Now, the football game market is quite different to the way most other game genres are made and marketed (hence the dominance of chav gaming kings EA in the genre), but other games can gain heavily from focusing on their feature suite as well. As my example, I give you Tekken 5. Tekken 5, like its predecessors has always had an odd position in the fighting game pantheon; generally disliked by the hardcore for its lack of game balance, somewhat bland character design and button-bash heavy fighting system, the Tekken series has nevertheless remained the most popular and profitable fighting game license in the post PlayStation world. As an answer to this quandary, I direct you back to the traditional reason cited for the fall of arcade (it this sense we mean competitive, skill based) gaming since the advent of the PS1 – that in the arcade, where once the coolest, bleeding edge games resided, we had to pay 20 pence (or 10 yen, or a quarter) to play – therefore, getting good at the game got you more playtime for your money; also, arcades being social places, having the high score on Galaga carried a not inconsiderable amount of Geek cultural cache. These days of course, most arcade machines are just powerful PCs in a bigger box, and home versions of arcade machines are often arcade perfect and released simultaneously alongside their coin munching counterparts; no-one has any reason to leave there bedroom to play the coolest games. They also get the game after one down-payment and want to see as much of it as their concentration span allows with little effort, the knock on effect being the predominance of “experience based” games that one simply plays through to see the whole story and get the cathartic reward of smacking down the last boss – everyone you know has finished the game, so whether you did it quicker or more skilfully ceases to matter so much. This leaves the olde-skool arcade game in an uncomfortable position – no-one will play or like it if it isn’t easy enough to complete after a few hours play, after a few hours play, no-one is going to get deep enough into the game to want to play competitively, and as such the game is criticised for its simplicity or lack of depth, generally because Johnny PlayStation has slapped it on Easy and completed it first go.

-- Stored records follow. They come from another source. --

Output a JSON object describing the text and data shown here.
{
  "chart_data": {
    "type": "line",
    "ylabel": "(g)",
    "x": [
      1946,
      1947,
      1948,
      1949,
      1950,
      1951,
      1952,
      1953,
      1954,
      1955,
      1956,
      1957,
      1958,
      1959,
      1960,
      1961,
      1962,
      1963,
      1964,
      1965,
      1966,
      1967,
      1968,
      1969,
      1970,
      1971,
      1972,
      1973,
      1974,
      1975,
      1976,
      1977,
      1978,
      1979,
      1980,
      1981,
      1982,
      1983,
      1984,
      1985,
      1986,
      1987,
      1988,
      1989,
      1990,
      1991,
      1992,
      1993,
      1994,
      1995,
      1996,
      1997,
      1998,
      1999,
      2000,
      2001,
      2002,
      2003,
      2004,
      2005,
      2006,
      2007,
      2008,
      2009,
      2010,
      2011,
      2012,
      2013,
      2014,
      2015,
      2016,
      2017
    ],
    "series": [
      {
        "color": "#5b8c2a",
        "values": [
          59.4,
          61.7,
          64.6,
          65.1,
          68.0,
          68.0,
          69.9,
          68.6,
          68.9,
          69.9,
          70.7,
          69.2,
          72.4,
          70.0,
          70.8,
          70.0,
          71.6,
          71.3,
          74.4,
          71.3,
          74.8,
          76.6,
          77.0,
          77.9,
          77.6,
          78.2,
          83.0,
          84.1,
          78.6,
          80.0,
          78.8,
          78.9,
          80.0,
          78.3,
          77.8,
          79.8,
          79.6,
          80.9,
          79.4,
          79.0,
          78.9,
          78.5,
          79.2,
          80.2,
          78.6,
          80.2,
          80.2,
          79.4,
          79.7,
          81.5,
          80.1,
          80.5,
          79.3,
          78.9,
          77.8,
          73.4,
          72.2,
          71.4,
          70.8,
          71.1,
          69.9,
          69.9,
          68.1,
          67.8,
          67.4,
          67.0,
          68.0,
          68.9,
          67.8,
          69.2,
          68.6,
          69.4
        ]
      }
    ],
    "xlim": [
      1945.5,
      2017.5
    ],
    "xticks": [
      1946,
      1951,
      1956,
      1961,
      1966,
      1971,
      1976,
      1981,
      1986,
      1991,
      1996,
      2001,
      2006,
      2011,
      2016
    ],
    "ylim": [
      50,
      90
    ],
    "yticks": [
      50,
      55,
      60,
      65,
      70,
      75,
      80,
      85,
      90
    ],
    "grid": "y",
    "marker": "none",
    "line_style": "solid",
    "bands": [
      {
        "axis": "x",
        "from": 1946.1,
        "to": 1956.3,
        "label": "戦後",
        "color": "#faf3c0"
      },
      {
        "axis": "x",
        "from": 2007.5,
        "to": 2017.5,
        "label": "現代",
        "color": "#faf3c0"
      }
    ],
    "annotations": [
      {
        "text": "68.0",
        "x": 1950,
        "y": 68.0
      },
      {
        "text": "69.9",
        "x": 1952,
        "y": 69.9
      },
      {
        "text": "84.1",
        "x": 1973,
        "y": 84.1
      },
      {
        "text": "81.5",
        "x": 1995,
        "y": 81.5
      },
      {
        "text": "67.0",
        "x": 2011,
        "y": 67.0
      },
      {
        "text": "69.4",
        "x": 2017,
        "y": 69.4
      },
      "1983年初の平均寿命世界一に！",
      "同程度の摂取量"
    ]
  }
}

So, what do you do about that? Tekken 5 sorts this problem out admirably by presenting not only a solid fighting game, but also an incredibly extensive feature suite. So we not only get a fighting game, we get a level based, almost RPG style career mode, a story mode, all the usual tag, time attack, and survival modes, a score of unlockable characters, custom costume variations for every character bought piece by piece with gold earned in the career mode, arcade perfect versions of Tekken 1, 2, 3 and Starblade, and a vestigial but actual-size action game based on the Tekken engine. If I so desire, I can still put the difficulty on easy and play through the game with all the characters, though this is a far longer process if you include all the bonus characters, but if I want to change how my character looks, I need to put some time into career mode, if I want to see the whole game I need to explore every expansive nook and cranny of the disc.

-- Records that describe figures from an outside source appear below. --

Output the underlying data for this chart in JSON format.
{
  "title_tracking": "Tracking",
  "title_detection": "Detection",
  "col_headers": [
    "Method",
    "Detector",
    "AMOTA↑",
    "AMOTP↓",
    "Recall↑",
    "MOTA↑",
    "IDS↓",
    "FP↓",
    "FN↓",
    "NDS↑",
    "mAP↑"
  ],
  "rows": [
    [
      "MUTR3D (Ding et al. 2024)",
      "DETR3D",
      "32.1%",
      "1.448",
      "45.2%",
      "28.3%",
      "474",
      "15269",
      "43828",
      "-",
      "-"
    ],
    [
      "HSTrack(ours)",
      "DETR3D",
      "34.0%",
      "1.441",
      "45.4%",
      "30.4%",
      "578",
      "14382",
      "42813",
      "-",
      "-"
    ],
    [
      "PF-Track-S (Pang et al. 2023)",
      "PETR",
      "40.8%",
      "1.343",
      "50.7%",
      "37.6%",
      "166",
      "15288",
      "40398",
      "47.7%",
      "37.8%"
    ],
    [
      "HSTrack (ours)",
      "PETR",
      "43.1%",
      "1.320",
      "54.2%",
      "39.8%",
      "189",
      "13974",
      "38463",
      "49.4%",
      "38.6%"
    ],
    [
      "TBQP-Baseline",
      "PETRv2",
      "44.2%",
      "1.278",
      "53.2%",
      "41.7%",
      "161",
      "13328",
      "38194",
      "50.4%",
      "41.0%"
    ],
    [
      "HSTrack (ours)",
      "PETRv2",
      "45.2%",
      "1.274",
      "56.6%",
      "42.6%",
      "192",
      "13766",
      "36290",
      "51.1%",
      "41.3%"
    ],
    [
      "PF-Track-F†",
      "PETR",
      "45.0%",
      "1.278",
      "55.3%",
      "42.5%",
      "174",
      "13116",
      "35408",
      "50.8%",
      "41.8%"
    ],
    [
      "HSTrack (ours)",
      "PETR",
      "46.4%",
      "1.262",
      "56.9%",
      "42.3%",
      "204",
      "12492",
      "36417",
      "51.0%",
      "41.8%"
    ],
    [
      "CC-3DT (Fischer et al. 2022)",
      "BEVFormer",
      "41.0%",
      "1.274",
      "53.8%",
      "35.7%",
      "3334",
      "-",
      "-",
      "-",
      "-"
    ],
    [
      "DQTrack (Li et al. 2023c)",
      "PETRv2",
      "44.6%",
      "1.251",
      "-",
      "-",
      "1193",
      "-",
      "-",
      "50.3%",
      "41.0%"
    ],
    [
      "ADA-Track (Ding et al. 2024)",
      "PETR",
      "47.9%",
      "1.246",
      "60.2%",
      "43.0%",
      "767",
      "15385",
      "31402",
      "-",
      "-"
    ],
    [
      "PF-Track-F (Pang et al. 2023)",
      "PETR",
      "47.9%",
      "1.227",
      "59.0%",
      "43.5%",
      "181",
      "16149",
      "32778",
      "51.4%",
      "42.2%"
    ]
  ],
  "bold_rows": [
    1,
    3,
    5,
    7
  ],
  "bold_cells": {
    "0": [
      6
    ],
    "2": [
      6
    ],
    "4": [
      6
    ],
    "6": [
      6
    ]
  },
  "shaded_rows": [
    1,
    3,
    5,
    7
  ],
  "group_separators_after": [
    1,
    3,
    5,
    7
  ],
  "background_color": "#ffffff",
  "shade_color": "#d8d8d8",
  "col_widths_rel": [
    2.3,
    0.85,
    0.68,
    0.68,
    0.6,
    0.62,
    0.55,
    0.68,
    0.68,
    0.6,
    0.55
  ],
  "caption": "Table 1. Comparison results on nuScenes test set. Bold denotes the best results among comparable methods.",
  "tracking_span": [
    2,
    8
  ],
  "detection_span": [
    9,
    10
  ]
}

It’s in the feature suite then that Tekken 5 outshines the superhuman twitch tactics of Virtual Fighter Evolution and the appealing atmosphere and intuitive controls of stable mate Soul Calibre II – essentially by being an arcade fighter designed primarily to be played, learnt and explored at home rather than in the smoky ambience of the local arcade. Cracking the feature suite problem never really helped the third string football title I mentioned earlier – because despite appearances (and Winning Eleven) to the contrary, the core/casual audience wants an experience based football game, not a skill based one; it certainly doesn’t want an encyclopaedic options menu next to a game that plays and looks like a 10 year old budget title. That’s not to say that a good feature suite can’t push a game from competent to classic; Tekken 5 is a good example of making the stick as appealing as the carrot, and shows how, in a move suspiciously parallel to the all consuming Grand Theft Auto phenomenon, we might re-capture a lost generation of arcade gaming by opening these games as far wide as they can take, and giving the user a whole play room full of arcade toys patterned after one winning central concept. Gamers may, to quote the Simpsons “Come for the Freak, Stay for the Food”.